Wallflowers aren’t welcome right here. “Primary, physique motion/No sitting nonetheless,” Tyler, the Creator instructs within the opening seconds of his ninth solo album, laying out the primary rule of his dance sanctum. It’s a humorous command, contemplating all the group browsing and moshing his music tends to stoke. There’s additionally the matter of the deep grooves and hyperactive polyrhythms which are as important to his catalog as his beloved chord progressions. However dancing, like intercourse, is a specialised and distinctive type of movement, and Tyler spends the madcap DON’T TAP THE GLASS rewiring his sound to tease out the distinction between responding to music and expressing your self via it.
Like GNX and The Age of Pleasure, DON’T TAP THE GLASS is an train in restraint from a recognized maximalist. The runtime is brisk—28 minutes—with half the songs beneath three minutes, and the longest actually simply two brief tracks stitched collectively. And in contrast to most of Tyler’s albums, there’s no idea. Certain, he’s in ’80s rapper cosplay on the duvet: shirtless, sporting a thick dookie chain, chunky rings, and tomato-red leather-based pants. However he’s extra invested in recreating the playful and horndog temper of a Huge Daddy Kane, LL Cool J, or 2 Dwell Crew report than channeling these rappers’ swaggering, larger-than-life personas. Tyler skitters via assorted sounds of that decade—electro, synth-funk, disco, and Miami bass—to not reinvent himself, however to get misplaced.

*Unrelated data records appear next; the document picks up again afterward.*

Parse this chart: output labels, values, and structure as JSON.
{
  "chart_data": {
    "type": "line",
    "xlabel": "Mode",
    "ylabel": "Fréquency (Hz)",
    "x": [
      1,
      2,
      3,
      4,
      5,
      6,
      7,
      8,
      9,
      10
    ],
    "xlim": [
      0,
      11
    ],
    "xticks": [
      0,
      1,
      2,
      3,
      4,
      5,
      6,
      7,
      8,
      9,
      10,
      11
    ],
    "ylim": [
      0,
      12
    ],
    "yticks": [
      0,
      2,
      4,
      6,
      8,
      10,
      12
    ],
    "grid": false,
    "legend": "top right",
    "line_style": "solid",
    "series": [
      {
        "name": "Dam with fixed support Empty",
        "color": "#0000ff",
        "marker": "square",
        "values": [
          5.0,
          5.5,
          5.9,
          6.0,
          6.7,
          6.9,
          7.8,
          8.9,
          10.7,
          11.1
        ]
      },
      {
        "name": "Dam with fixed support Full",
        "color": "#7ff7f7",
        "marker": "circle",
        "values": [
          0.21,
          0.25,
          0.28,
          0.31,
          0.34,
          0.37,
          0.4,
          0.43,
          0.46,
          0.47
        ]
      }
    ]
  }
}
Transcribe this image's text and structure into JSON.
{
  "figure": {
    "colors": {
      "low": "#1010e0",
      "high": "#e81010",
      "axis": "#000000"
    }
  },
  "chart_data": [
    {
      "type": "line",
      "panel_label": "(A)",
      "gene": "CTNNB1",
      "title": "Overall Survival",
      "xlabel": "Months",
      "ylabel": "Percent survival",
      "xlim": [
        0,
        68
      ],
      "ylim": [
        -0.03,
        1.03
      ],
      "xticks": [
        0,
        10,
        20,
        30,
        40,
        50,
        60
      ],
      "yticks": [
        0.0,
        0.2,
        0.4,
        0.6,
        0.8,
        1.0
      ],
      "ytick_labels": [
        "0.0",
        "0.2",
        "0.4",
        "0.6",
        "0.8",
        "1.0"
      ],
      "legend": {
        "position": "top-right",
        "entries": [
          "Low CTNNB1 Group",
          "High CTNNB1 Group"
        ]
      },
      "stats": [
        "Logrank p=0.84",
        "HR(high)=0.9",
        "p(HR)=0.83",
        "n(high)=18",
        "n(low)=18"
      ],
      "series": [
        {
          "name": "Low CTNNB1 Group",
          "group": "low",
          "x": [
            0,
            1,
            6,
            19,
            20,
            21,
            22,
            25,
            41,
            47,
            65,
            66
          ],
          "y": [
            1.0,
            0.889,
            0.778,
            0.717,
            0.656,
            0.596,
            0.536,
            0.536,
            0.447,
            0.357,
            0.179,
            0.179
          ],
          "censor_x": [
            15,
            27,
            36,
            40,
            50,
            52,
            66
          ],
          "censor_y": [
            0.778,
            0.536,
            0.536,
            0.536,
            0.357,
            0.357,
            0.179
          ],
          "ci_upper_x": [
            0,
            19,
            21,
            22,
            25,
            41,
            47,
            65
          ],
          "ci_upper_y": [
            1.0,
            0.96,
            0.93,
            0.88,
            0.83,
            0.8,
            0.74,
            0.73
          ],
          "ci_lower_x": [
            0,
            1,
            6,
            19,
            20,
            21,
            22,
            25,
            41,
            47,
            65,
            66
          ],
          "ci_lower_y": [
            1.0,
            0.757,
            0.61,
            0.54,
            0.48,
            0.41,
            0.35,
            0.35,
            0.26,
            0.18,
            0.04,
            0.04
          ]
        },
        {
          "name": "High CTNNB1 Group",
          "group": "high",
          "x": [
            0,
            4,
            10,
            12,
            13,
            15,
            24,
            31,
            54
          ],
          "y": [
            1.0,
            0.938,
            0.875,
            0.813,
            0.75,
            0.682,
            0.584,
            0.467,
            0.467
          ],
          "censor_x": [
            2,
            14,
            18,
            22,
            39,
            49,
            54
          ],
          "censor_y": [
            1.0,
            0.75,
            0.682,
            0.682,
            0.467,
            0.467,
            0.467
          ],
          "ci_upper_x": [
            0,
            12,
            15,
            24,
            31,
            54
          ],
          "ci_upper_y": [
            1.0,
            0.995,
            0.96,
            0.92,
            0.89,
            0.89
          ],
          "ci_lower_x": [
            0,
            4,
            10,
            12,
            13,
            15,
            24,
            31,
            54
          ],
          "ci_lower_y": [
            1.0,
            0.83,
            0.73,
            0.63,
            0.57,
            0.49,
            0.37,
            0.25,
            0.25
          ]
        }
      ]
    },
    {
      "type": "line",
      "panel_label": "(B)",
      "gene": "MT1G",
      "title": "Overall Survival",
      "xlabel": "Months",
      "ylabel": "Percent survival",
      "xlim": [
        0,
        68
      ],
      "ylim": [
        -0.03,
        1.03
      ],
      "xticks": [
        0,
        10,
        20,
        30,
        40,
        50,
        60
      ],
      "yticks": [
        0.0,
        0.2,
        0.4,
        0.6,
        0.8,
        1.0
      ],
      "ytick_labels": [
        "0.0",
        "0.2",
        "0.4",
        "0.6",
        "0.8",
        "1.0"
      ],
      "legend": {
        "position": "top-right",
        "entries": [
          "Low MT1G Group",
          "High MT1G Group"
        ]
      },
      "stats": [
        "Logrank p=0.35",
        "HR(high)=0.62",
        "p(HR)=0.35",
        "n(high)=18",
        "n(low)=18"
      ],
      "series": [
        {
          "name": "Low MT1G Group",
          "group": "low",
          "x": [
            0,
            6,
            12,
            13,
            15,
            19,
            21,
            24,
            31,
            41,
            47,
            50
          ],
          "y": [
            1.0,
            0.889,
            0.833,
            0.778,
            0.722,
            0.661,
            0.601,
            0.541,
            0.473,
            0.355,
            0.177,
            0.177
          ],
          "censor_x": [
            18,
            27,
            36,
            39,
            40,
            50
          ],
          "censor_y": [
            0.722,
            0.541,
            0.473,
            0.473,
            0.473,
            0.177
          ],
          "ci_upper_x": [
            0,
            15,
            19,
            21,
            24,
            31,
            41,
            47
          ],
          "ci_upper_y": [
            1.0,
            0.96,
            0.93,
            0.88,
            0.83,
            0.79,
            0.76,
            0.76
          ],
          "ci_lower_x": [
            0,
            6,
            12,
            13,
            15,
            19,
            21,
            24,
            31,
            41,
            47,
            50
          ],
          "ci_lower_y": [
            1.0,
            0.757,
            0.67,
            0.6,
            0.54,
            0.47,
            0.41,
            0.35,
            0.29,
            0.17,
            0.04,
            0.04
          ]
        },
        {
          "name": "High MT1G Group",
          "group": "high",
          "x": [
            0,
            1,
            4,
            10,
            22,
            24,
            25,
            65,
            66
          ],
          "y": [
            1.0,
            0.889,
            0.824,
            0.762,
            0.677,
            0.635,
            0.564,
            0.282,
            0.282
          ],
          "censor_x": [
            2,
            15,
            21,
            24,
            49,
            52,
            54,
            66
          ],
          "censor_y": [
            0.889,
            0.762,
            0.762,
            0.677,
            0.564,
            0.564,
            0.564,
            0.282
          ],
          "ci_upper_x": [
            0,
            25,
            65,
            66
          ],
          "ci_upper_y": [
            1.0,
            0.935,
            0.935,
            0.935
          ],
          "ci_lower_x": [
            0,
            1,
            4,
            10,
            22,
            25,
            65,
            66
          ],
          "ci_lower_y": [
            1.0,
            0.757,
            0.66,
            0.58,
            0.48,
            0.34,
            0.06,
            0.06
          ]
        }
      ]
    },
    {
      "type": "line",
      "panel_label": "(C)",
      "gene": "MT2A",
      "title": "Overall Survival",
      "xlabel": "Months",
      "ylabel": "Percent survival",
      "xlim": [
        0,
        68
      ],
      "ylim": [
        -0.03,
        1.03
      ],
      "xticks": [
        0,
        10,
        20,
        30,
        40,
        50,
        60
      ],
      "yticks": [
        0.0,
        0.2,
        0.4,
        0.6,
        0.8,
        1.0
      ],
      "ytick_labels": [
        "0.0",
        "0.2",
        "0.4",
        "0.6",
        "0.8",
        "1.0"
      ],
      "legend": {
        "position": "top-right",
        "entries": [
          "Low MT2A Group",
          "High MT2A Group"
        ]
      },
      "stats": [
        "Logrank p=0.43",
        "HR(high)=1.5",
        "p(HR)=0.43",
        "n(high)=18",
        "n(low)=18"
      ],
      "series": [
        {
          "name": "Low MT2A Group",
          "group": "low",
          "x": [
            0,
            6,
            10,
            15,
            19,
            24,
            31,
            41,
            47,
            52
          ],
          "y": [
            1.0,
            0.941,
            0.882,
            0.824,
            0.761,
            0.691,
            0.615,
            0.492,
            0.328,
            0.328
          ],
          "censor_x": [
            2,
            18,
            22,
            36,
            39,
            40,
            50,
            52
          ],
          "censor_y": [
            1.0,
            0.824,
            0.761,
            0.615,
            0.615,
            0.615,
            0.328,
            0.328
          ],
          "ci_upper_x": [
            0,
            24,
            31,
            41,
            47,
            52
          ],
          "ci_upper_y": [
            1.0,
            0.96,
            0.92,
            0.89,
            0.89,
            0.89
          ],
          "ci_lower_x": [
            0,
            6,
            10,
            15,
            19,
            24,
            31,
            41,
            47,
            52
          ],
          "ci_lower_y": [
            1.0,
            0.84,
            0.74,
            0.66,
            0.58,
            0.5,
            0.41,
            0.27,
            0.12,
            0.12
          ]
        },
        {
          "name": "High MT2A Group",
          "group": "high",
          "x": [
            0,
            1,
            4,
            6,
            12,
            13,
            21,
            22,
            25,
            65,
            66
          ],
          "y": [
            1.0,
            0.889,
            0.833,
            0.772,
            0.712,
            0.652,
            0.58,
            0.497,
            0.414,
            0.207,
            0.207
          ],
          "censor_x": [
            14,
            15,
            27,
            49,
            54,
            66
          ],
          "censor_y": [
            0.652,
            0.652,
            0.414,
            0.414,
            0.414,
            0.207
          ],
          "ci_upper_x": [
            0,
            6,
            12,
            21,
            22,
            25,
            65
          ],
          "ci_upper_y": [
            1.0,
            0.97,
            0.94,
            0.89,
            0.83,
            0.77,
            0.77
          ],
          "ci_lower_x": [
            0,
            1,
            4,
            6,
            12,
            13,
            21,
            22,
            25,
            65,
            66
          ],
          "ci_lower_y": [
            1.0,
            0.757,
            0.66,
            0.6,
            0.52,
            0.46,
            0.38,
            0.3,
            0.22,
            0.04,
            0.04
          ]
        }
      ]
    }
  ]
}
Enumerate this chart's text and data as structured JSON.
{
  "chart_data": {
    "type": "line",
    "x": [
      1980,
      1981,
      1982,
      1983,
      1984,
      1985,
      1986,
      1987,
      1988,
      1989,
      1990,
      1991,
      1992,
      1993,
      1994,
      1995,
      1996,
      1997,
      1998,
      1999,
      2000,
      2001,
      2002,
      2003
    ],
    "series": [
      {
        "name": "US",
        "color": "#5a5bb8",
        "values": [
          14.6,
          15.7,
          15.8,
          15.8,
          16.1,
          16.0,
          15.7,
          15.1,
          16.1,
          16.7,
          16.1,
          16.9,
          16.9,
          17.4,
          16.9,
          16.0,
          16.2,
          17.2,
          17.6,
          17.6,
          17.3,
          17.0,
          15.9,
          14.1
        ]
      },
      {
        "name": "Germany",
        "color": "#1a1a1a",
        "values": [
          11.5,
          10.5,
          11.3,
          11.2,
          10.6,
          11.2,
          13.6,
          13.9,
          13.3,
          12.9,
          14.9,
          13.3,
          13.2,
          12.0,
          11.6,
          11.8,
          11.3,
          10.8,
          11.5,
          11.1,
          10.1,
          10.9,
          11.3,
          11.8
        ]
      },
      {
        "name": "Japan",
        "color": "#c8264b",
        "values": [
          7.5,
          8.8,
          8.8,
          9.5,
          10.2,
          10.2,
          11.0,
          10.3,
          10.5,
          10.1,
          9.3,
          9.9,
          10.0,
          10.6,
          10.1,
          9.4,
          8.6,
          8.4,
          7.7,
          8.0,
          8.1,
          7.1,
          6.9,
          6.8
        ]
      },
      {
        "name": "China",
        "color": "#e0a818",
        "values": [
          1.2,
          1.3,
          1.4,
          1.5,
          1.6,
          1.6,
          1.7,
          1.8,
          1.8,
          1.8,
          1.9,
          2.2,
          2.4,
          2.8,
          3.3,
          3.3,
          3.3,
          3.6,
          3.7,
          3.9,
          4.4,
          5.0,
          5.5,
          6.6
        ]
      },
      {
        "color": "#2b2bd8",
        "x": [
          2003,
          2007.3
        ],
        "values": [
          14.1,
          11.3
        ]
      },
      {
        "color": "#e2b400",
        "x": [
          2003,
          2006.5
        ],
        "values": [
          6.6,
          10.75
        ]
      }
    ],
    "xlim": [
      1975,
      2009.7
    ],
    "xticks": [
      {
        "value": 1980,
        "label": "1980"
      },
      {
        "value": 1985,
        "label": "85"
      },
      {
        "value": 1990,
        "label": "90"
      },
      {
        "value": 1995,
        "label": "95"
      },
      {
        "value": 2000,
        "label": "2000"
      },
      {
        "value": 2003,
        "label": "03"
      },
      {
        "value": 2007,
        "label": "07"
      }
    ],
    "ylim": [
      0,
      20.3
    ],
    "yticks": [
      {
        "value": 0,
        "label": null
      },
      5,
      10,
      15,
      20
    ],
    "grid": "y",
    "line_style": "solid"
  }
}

Not one of the ensuing songs turn into as sticky and emotionally wealthy as his finest work, however the report rips via strains of dance music with mixmaster fluency. Though Tyler just isn’t a dancefloor native, the footwear match. His music tends to play to open areas: the skate park, the bike path, the competition stage, the sportscar with the home windows down. Even his misanthropic work from the Odd Future days, whereas dyspeptic and insular, evoked the infinite openness of desires. (Nightmares, natch.) Right here he’s all about compression, cramming the preparations with melodies and rhythms, rapping in quickfire splatters, and continuously in transition.
Opener “Huge Poe” performs like a sampler of his idol Pharrell’s discography: there’s In My Thoughts-era swag rap from Tyler and Skateboard P himself, dusty N.E.R.D. drums, blaring synths, and even a pattern of the Neptunes-produced “Cross the Courvoisier, Half II.” All of the songs really feel pressure-cooked on this means: humid, effervescent, enclosed. I’ve by no means heard a Tyler track within the membership, however this may change that.
Tyler appears intent on taking a breather after the in depth soul-baring and rumination of final yr’s Chromakopia. The challenges of settling into his 30s dominated that report, which turned his musings on parenthood, relationships, and fears into sprawling sound collages. The Tyler of DON’T TAP THE GLASS is extra single-minded, eager to fuck, flex, and goof off. Repeating the album title throughout the report, he appears to be saying, Benefit from the music and go away me alone.